Bug 5122 - [FT] Section 4 Tokenization constraint
Summary: [FT] Section 4 Tokenization constraint
Status: CLOSED FIXED
Alias: None
Product: XPath / XQuery / XSLT
Classification: Unclassified
Component: Full Text 1.0 (show other bugs)
Version: Last Call drafts
Hardware: PC Linux
: P2 normal
Target Milestone: ---
Assignee: Jim Melton
QA Contact: Mailing list for public feedback on specs from XSL and XML Query WGs
URL:
Whiteboard:
Keywords:
Depends on:
Blocks:
 
Reported: 2007-10-01 19:40 UTC by Mary Holstege
Modified: 2007-10-11 21:40 UTC (History)
0 users

See Also:


Attachments

Description Mary Holstege 2007-10-01 19:40:35 UTC
The definition of tokenization in section 4 includes the rule:

"The tokenizer MUST, when tokenizing two equal items, identify the same tokens in each."

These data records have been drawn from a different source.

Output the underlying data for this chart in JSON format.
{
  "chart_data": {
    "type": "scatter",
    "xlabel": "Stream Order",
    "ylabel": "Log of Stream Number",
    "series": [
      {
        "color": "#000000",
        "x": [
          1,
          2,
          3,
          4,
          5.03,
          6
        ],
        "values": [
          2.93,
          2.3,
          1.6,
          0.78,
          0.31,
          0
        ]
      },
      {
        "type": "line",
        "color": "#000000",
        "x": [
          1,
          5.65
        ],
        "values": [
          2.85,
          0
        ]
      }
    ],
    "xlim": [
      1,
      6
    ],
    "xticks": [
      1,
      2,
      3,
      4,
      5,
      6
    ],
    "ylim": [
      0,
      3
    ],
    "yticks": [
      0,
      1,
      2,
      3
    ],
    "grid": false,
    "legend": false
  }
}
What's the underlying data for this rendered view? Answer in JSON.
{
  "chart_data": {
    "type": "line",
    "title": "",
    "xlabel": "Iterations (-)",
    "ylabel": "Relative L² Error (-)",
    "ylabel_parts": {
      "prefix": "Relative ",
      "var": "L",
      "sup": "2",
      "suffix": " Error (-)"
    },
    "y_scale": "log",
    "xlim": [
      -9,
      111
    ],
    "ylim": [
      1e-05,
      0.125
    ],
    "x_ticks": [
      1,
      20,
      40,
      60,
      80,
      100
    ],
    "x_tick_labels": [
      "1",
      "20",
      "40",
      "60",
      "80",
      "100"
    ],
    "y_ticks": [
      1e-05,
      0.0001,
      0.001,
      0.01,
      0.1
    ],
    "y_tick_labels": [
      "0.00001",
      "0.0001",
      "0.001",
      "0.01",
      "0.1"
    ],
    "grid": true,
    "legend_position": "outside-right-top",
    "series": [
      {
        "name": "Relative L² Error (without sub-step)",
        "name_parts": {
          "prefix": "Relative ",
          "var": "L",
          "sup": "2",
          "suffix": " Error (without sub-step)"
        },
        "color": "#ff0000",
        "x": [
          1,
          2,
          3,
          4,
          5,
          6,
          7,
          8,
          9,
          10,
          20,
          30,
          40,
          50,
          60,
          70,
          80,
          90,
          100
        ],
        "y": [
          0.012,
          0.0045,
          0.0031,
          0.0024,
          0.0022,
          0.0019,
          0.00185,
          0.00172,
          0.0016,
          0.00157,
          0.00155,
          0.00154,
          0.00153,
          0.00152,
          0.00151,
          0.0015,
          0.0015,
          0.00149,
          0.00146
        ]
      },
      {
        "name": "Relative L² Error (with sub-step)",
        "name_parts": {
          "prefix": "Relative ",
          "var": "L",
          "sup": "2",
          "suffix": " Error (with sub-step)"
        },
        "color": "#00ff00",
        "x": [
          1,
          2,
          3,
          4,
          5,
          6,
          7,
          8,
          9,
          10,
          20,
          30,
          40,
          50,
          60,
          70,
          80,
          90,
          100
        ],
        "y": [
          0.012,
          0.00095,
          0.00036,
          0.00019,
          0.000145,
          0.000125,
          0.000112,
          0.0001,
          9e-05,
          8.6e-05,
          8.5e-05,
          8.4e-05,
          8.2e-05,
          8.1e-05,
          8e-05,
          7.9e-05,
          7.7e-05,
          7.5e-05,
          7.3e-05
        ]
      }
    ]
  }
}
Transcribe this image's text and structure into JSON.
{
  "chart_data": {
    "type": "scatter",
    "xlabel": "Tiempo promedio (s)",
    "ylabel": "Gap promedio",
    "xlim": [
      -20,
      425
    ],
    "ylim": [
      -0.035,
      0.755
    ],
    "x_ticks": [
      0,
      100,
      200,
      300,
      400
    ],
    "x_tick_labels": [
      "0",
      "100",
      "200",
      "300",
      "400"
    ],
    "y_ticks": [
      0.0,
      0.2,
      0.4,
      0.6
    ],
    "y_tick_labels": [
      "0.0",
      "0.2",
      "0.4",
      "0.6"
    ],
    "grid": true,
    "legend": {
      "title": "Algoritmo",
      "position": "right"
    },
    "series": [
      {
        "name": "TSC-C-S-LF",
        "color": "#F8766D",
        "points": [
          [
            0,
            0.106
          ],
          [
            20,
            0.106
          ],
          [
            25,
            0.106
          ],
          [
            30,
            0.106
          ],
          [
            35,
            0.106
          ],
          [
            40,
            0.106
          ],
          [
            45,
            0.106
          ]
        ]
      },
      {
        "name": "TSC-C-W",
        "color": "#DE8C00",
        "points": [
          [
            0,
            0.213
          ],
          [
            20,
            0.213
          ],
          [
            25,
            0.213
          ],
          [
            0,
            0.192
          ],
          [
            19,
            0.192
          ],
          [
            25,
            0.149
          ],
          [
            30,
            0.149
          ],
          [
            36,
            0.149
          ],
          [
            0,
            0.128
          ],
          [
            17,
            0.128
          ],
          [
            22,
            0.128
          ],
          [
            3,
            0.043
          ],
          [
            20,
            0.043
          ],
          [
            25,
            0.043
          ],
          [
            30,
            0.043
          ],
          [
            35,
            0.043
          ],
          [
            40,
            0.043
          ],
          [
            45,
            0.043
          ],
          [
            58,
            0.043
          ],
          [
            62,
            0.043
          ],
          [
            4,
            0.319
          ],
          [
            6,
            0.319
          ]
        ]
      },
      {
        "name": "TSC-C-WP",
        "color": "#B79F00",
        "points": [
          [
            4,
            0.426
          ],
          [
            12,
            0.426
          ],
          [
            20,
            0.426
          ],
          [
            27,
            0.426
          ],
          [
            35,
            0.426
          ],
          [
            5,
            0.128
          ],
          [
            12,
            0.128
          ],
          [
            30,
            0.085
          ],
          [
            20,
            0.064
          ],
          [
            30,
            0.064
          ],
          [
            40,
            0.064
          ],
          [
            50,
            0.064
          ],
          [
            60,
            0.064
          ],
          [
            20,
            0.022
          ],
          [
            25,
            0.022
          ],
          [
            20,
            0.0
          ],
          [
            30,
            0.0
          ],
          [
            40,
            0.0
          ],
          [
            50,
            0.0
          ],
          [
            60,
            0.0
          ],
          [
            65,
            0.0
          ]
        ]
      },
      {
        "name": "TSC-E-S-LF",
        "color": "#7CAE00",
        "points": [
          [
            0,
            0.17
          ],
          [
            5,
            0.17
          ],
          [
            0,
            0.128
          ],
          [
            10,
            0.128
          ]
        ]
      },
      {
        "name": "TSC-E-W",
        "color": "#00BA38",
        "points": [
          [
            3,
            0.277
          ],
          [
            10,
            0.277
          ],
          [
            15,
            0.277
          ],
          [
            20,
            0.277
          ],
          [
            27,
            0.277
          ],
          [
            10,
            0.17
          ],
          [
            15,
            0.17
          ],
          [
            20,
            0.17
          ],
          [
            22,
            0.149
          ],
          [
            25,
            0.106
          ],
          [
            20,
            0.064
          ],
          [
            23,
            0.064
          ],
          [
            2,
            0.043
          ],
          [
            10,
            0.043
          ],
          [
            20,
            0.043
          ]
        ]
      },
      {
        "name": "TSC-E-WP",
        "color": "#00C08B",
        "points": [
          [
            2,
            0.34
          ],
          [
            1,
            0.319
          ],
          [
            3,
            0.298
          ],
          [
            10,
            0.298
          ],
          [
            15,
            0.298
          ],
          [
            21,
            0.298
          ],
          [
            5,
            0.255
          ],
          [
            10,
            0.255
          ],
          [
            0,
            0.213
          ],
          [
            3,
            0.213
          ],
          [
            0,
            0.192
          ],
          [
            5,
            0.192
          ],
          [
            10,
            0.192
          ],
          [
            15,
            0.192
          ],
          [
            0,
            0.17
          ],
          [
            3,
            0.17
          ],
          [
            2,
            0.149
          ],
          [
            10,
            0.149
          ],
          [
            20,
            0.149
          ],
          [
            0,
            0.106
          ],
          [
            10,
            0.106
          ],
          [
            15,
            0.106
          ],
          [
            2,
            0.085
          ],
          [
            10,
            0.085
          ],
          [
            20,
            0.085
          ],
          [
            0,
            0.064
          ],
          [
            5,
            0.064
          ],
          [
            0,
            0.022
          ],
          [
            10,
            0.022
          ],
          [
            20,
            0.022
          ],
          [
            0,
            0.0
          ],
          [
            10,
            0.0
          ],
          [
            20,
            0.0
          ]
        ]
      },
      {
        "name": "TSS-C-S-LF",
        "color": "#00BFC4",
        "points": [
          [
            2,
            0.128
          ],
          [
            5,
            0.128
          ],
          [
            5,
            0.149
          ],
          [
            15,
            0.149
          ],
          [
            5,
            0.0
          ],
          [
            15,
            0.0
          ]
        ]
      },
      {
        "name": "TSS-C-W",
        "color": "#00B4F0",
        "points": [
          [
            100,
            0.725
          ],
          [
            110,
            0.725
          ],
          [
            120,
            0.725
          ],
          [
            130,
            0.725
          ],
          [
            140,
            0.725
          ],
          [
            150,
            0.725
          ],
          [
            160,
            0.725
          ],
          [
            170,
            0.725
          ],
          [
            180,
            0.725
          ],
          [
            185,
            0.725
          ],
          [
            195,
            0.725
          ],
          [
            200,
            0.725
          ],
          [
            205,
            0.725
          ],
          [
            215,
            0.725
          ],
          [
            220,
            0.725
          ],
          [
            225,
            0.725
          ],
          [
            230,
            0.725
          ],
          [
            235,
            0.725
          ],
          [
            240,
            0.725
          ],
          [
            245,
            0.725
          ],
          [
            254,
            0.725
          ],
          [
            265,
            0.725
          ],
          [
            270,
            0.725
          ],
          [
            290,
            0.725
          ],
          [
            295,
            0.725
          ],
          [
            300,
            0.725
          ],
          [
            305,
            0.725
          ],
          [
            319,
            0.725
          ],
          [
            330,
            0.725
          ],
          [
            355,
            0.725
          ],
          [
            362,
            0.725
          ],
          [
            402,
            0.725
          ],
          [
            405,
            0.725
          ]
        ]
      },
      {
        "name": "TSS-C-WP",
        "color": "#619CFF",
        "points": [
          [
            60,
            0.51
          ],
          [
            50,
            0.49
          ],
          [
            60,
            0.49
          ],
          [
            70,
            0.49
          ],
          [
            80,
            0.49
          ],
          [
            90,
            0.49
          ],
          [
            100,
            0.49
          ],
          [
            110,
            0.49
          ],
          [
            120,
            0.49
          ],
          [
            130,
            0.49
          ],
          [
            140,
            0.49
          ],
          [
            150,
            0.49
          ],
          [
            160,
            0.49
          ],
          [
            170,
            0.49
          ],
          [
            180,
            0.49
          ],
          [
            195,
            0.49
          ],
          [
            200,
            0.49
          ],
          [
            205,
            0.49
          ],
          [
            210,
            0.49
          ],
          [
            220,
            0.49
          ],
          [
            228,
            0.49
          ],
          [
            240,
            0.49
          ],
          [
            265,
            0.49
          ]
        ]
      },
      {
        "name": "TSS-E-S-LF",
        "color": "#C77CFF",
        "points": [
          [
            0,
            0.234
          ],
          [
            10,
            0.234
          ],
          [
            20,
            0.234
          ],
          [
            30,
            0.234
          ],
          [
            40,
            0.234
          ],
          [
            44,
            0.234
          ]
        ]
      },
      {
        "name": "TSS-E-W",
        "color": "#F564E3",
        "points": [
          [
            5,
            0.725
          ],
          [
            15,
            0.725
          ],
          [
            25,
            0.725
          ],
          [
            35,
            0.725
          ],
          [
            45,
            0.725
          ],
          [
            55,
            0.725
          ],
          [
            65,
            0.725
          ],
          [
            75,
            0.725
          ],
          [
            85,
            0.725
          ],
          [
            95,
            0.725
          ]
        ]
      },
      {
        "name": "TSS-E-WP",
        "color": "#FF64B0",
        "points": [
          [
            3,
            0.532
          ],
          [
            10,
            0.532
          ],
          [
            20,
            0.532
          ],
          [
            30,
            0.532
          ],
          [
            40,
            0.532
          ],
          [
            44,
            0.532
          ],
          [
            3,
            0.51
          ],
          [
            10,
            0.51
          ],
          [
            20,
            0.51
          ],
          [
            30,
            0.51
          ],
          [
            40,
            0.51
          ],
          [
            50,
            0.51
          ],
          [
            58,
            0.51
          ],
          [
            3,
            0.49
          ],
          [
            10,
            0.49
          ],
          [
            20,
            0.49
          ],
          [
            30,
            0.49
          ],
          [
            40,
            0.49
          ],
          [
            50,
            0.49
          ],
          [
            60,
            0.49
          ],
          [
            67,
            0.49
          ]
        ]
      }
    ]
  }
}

This is too strong.  The context in which the items arise may impact the
tokenization of those items.  As a simple example: the parent element may provide different xml:lang attributes. Other implementation-specific 
configuration information may apply to ancestors of the item and impact 
how the item itself is tokenized.
Comment 1 Mary Holstege 2007-10-11 21:40:03 UTC
Agreed to at f2f meeting 11 Oct 2007:
Change text to:
The tokenizer SHOULD, when
tokenizing two equal items, identify the same tokens in each.
The cases where tokenization of two equal items does not
identity the same tokens in each is implementation-defined.